Strony

niedziela, 15 lutego 2015

Czapkuję

nie, nikomu nie czapkuję (zgodnie ze słownikowym znaczeniem tego słowa) - nadałam mu na swój użytek nowe znaczenie: namiętnie robię czapki. Dzisiaj dwie kolejne (ten sam wzór) - przeznaczone zostały dla męża.

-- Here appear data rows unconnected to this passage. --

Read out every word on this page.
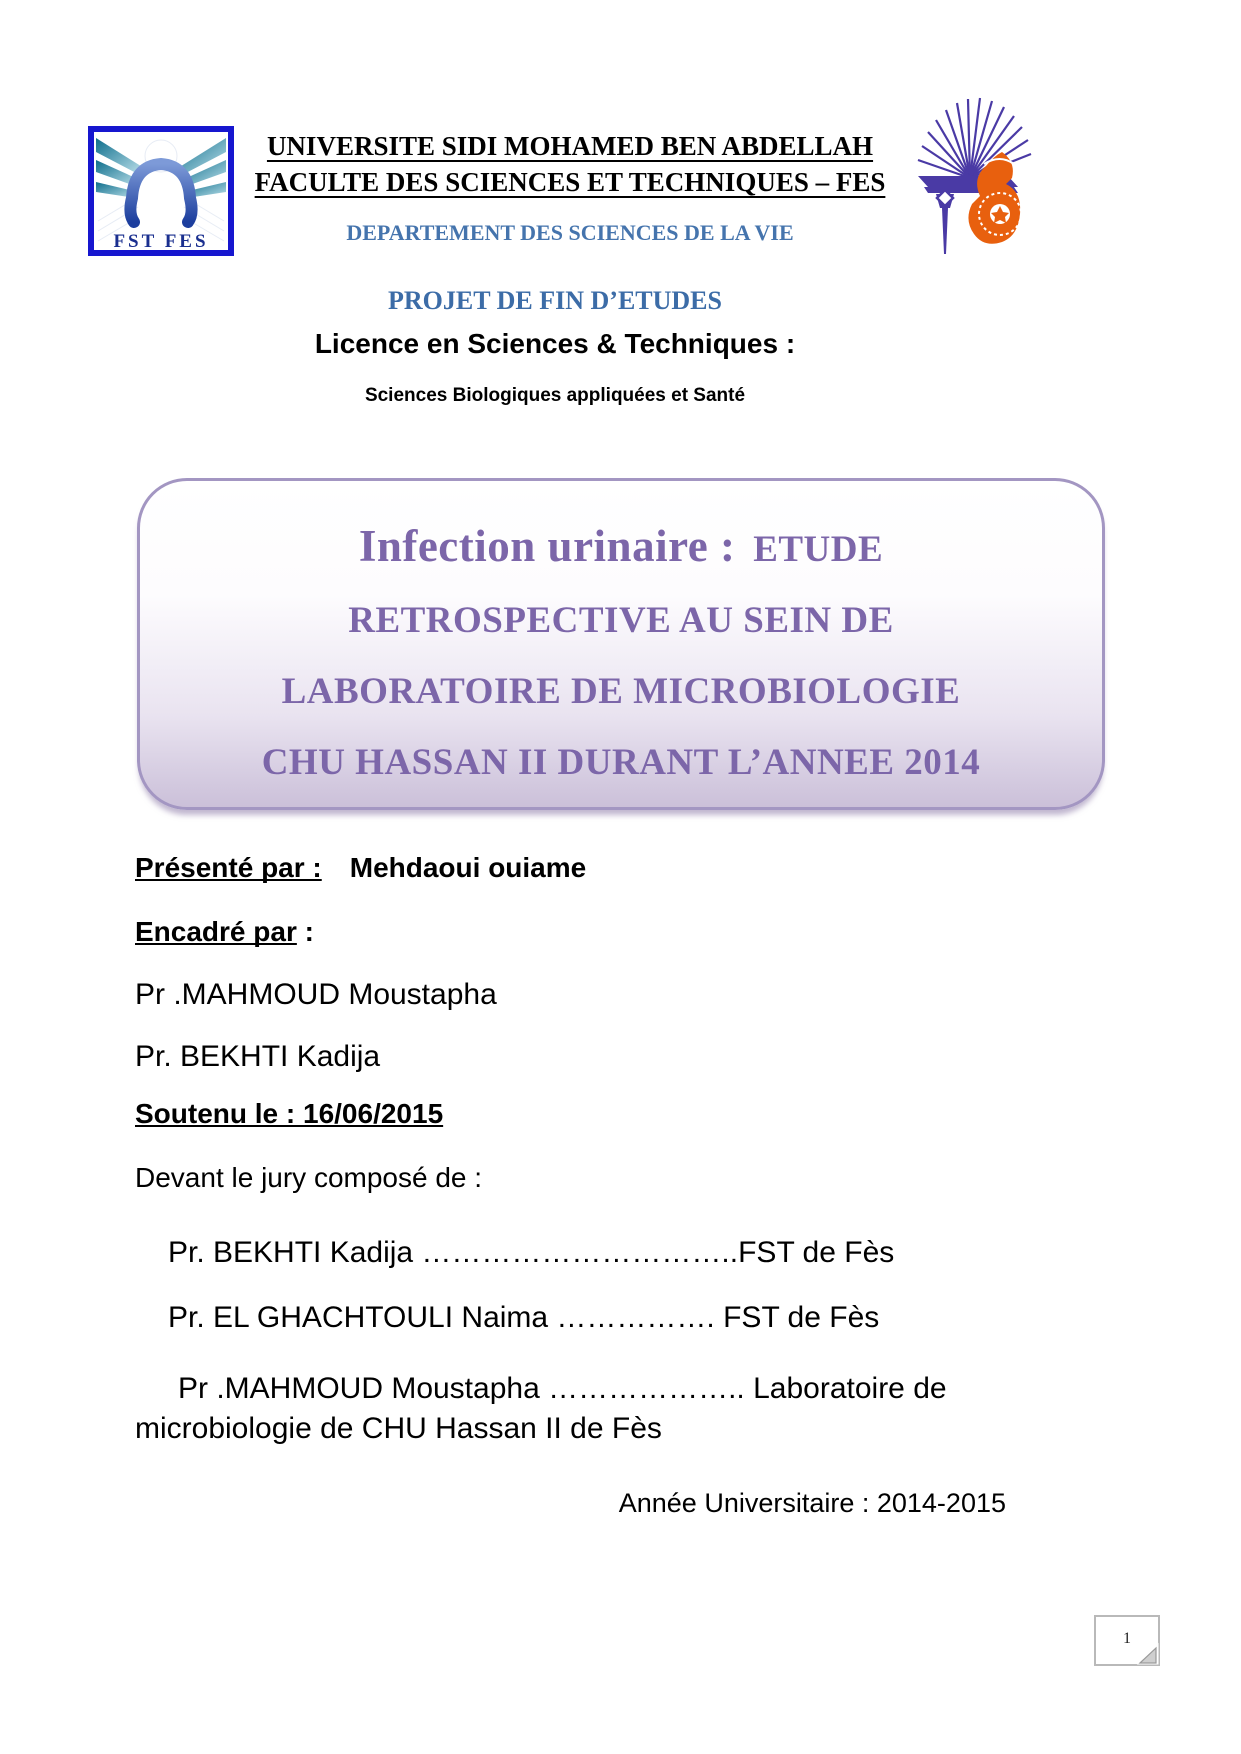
FST FES
UNIVERSITE SIDI MOHAMED BEN ABDELLAH
FACULTE DES SCIENCES ET TECHNIQUES – FES
DEPARTEMENT DES SCIENCES DE LA VIE
PROJET DE FIN D’ETUDES
Licence en Sciences & Techniques :
Sciences Biologiques appliquées et Santé
Infection urinaire : ETUDE
RETROSPECTIVE AU SEIN DE
LABORATOIRE DE MICROBIOLOGIE
CHU HASSAN II DURANT L’ANNEE 2014
Présenté par : Mehdaoui ouiame
Encadré par :
Pr .MAHMOUD Moustapha
Pr. BEKHTI Kadija
Soutenu le : 16/06/2015
Devant le jury composé de :
Pr. BEKHTI Kadija …………………………..FST de Fès
Pr. EL GHACHTOULI Naima ……………. FST de Fès
Pr .MAHMOUD Moustapha ……………….. Laboratoire de
microbiologie de CHU Hassan II de Fès
Année Universitaire : 2014-2015
1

Ma chłopina jakieś cieniutkie czapki w paseczki; z grubszych jedną zgubił, a drugą - identyczną jak ta grafitowa prezentowana dzisiaj - sama "załatwiłam". Wyprałam wełnianą czapkę w pralce i się sfilcowała. Nie chciało mi się prać jednej czapki w misce. Ręka mi zadrżała, kiedy wkładałam ją do pralki i zgodnie z przewidywaniami - wyjęłam "kocyk" nienadający się już do włożenia.  Miałam ją wyrzucić, jednak zdecydowałam się na prucie. Sprułam, odświeżyłam włóczkę i wydziergałam drugi raz taką samą czapkę, jak wcześniej.
Z rozpędu zrobiłam też mężowi czerwono-czarno czapkę z pomponem do kurtki w tych samych kolorach.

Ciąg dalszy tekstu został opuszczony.